Dear Mr. Berko: I just retired at age 67, and my certified public accountant, who is a friend, insists that I hire a money manager to run my $680,000 individual retirement account. Do you have any idea how difficult it is to find a money manager to trust? I trust your recommendations, so could you please suggest a money manager in Cleveland?
Lastly, could you tell me what the Dow Jones industrial average will do when the Federal Reserve raises interest rates this year?

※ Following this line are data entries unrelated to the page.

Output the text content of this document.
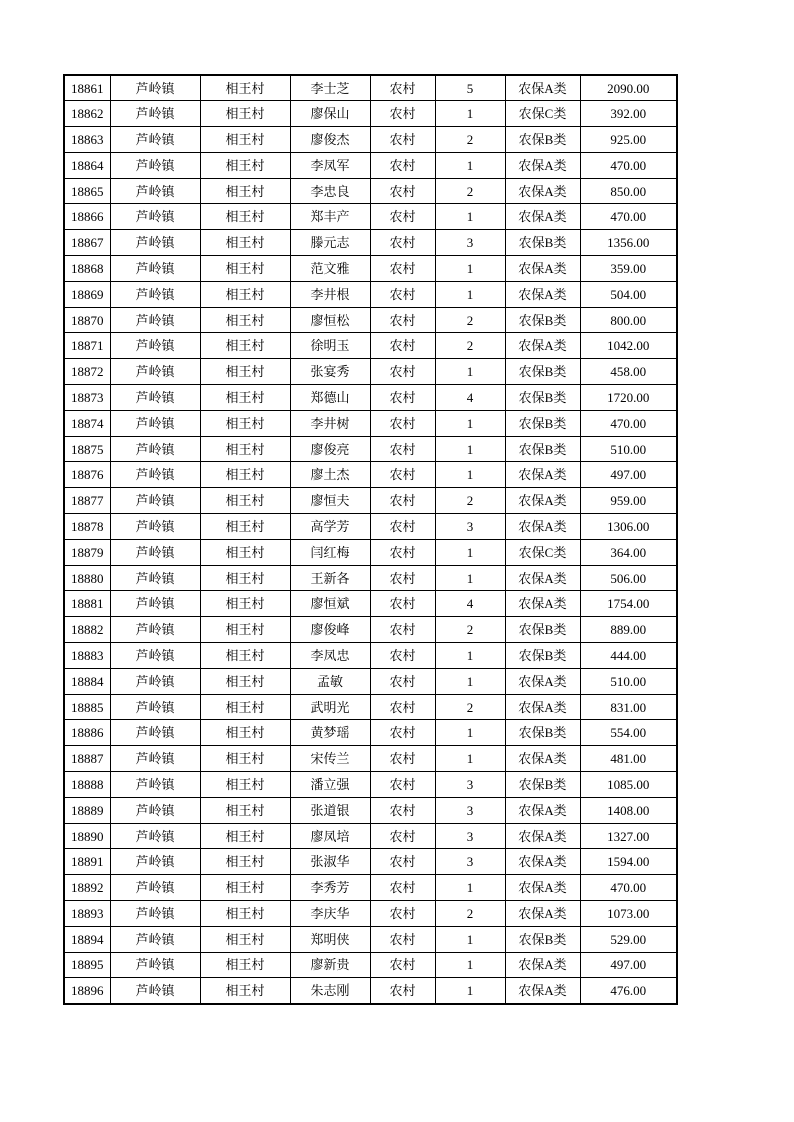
18861	芦岭镇	相王村	李士芝	农村	5	农保A类	2090.00
18862	芦岭镇	相王村	廖保山	农村	1	农保C类	392.00
18863	芦岭镇	相王村	廖俊杰	农村	2	农保B类	925.00
18864	芦岭镇	相王村	李凤军	农村	1	农保A类	470.00
18865	芦岭镇	相王村	李忠良	农村	2	农保A类	850.00
18866	芦岭镇	相王村	郑丰产	农村	1	农保A类	470.00
18867	芦岭镇	相王村	滕元志	农村	3	农保B类	1356.00
18868	芦岭镇	相王村	范文雅	农村	1	农保A类	359.00
18869	芦岭镇	相王村	李井根	农村	1	农保A类	504.00
18870	芦岭镇	相王村	廖恒松	农村	2	农保B类	800.00
18871	芦岭镇	相王村	徐明玉	农村	2	农保A类	1042.00
18872	芦岭镇	相王村	张宴秀	农村	1	农保B类	458.00
18873	芦岭镇	相王村	郑德山	农村	4	农保B类	1720.00
18874	芦岭镇	相王村	李井树	农村	1	农保B类	470.00
18875	芦岭镇	相王村	廖俊亮	农村	1	农保B类	510.00
18876	芦岭镇	相王村	廖土杰	农村	1	农保A类	497.00
18877	芦岭镇	相王村	廖恒夫	农村	2	农保A类	959.00
18878	芦岭镇	相王村	高学芳	农村	3	农保A类	1306.00
18879	芦岭镇	相王村	闫红梅	农村	1	农保C类	364.00
18880	芦岭镇	相王村	王新各	农村	1	农保A类	506.00
18881	芦岭镇	相王村	廖恒斌	农村	4	农保A类	1754.00
18882	芦岭镇	相王村	廖俊峰	农村	2	农保B类	889.00
18883	芦岭镇	相王村	李凤忠	农村	1	农保B类	444.00
18884	芦岭镇	相王村	孟敏	农村	1	农保A类	510.00
18885	芦岭镇	相王村	武明光	农村	2	农保A类	831.00
18886	芦岭镇	相王村	黄梦瑶	农村	1	农保B类	554.00
18887	芦岭镇	相王村	宋传兰	农村	1	农保A类	481.00
18888	芦岭镇	相王村	潘立强	农村	3	农保B类	1085.00
18889	芦岭镇	相王村	张道银	农村	3	农保A类	1408.00
18890	芦岭镇	相王村	廖凤培	农村	3	农保A类	1327.00
18891	芦岭镇	相王村	张淑华	农村	3	农保A类	1594.00
18892	芦岭镇	相王村	李秀芳	农村	1	农保A类	470.00
18893	芦岭镇	相王村	李庆华	农村	2	农保A类	1073.00
18894	芦岭镇	相王村	郑明侠	农村	1	农保B类	529.00
18895	芦岭镇	相王村	廖新贵	农村	1	农保A类	497.00
18896	芦岭镇	相王村	朱志刚	农村	1	农保A类	476.00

With unemployment at 5.4 percent, which matches pre-Great Recession numbers, higher rates seem to be a certainty pretty soon.
— GD, Cleveland
Dear GD: In the past dozen days, I’ve completed a proprietary, statistically skewed, unprofessional survey of 11 money managers, eight of whom have egos that would make Donald “Donboy” Trump blush. Most believe that when the Fed raises rates, the industrial and utility averages will fall like tears from a tall camel’s eyes. And nine of those magnificent 11 believe that the Fed will raise rates too soon, causing the Dow to crash to the 15,000 level. However, two of them believe that the averages will rise when rates are increased.
The following is an adage I just made up: “The market will always do what it’s expected to do but never do it when it’s expected to.” So it follows that because most folks expect the market to fall when the Fed increases rates, the Dow may actually rise when rates are increased. The two dissenters figure that the higher interest rates could allow the industrials to caress the 21,000 mark by 2016.